10 yıl süren bir tutsaklıktan sonra cezaevinden çıkar çıkmaz yine göreve koştun. Kısa süre Adana bölgesinde çalıştıktan sonra Yazı Kurulu üyeliği bekliyordu seni. Mücadelenin farklı bir cephesiydi bu, ama sen bu cephenin de yabancısı değildin. Daha önceleri de İhtilalci Komünist ve Orak Çekiç’e yazmıştın. Devrimci Proletarya’ya çok emeğin geçmişti. Ayrıca daha çok şey yapmak istiyordun. Dergiyi biçim ve içerik açısından geliştirmek, istenen periyoda oturtmak, yeni boyutlar kazandırmak amacıyla bir dizi plan ve proje vardı kafanda. Önümüzde yapacak çok iş vardı ama, bu senin son yaptığın olmadı.
Tam da yeni adımlar ve atılımlar arifesinde iken, üstelik kavganın her cephede kızıştığı, senin gibi zengin deneyim sahibi önder komünistlere olan ihtiyacın kavurucu bir hal aldığı bir dönemde böyle bırakıp gitmek var mıydı?.. Mücadeleyi ve örgütü yarı yolda bırakmak yazmazdı halbuki senin kitabında.
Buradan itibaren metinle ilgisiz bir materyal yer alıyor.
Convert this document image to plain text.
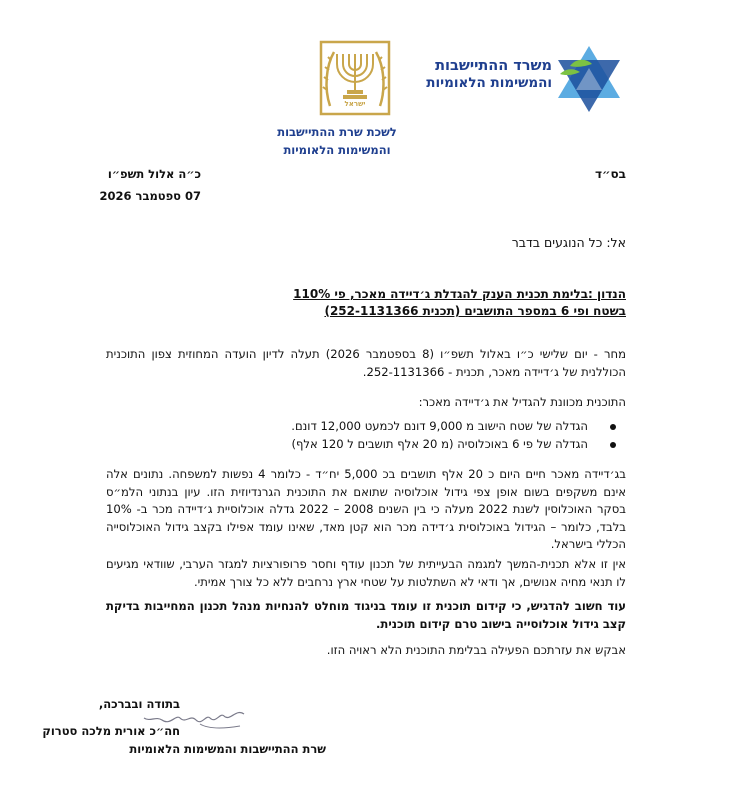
משרד ההתיישבות
והמשימות הלאומיות
ישראל
לשכת שרת ההתיישבות
והמשימות הלאומיות
בס״ד
כ״ה אלול תשפ״ו
07 ספטמבר 2026
אל: כל הנוגעים בדבר
הנדון :בלימת תכנית הענק להגדלת ג׳דיידה מאכר, פי 110%
בשטח ופי 6 במספר התושבים (תכנית 252-1131366)
מחר - יום שלישי כ״ו באלול תשפ״ו (8 בספטמבר 2026) תעלה לדיון הועדה המחוזית צפון התוכנית הכוללנית של ג׳דיידה מאכר, תכנית - 252-1131366.
התוכנית מכוונת להגדיל את ג׳דיידה מאכר:
הגדלה של שטח הישוב מ 9,000 דונם לכמעט 12,000 דונם.
הגדלה של פי 6 באוכלוסיה (מ 20 אלף תושבים ל 120 אלף)
בג׳דיידה מאכר חיים היום כ 20 אלף תושבים בכ 5,000 יח״ד - כלומר 4 נפשות למשפחה. נתונים אלה אינם משקפים בשום אופן צפי גידול אוכלוסיה שתואם את התוכנית הגרנדיוזית הזו. עיון בנתוני הלמ״ס בסקר האוכלוסין לשנת 2022 מעלה כי בין השנים 2008 – 2022 גדלה אוכלוסיית ג׳דיידה מכר ב- 10% בלבד, כלומר – הגידול באוכלוסית ג׳דידה מכר הוא קטן מאד, שאינו עומד אפילו בקצב גידול האוכלוסייה הכללי בישראל.
אין זו אלא תכנית-המשך למגמה הבעייתית של תכנון עודף וחסר פרופורציות למגזר הערבי, שוודאי מגיעים לו תנאי מחיה אנושים, אך ודאי לא השתלטות על שטחי ארץ נרחבים ללא כל צורך אמיתי.
עוד חשוב להדגיש, כי קידום תוכנית זו עומד בניגוד מוחלט להנחיות מנהל תכנון המחייבות בדיקת קצב גידול אוכלוסייה בישוב טרם קידום תוכנית.
אבקש את עזרתכם הפעילה בבלימת התוכנית הלא ראויה הזו.
בתודה ובברכה,
חה״כ אורית מלכה סטרוק
שרת ההתיישבות והמשימות הלאומיות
Kavga kaçkını “molozlar”a bu yüzden öfke duymaz mıydın?
Emperyalizmin derinleşen bunalımı üzerine genişçe bir makale hazırlıyordun. Bu sayıya yetiştirebilmek için son günlerde epey uykusuz kalmıştın. Şaban‘ı ve Remzi‘yi yitirmenin üzüntüsü bu yorgunluğun üzerine bindi. Bir de büronun işleri, karşılaştığımız aksilikler, aksaklıklar… üzerinize gelen o otobüsü neden zamanında farkedemediğinizi kestirebiliyor insan. Tabii, yıllarca hücreler ve daracık koğuşlarda geçen cezaevi yaşamının trafik konusunda kimi duyarlılık ve reflekslerimizi köreltmiş olmasının rolünü de unutmamak gerekiyor. “Ölüm adın kalleş olsun…” denmez de ne denir bu durumda.
Ama gözün arkada kalmasın… Ne senin ne Şaban’ın ne de Remzi’nin… Taşıdığınız bayrak bugüne dek düşmedi ve düşmez bundan sonra da… Rahat uyuyun.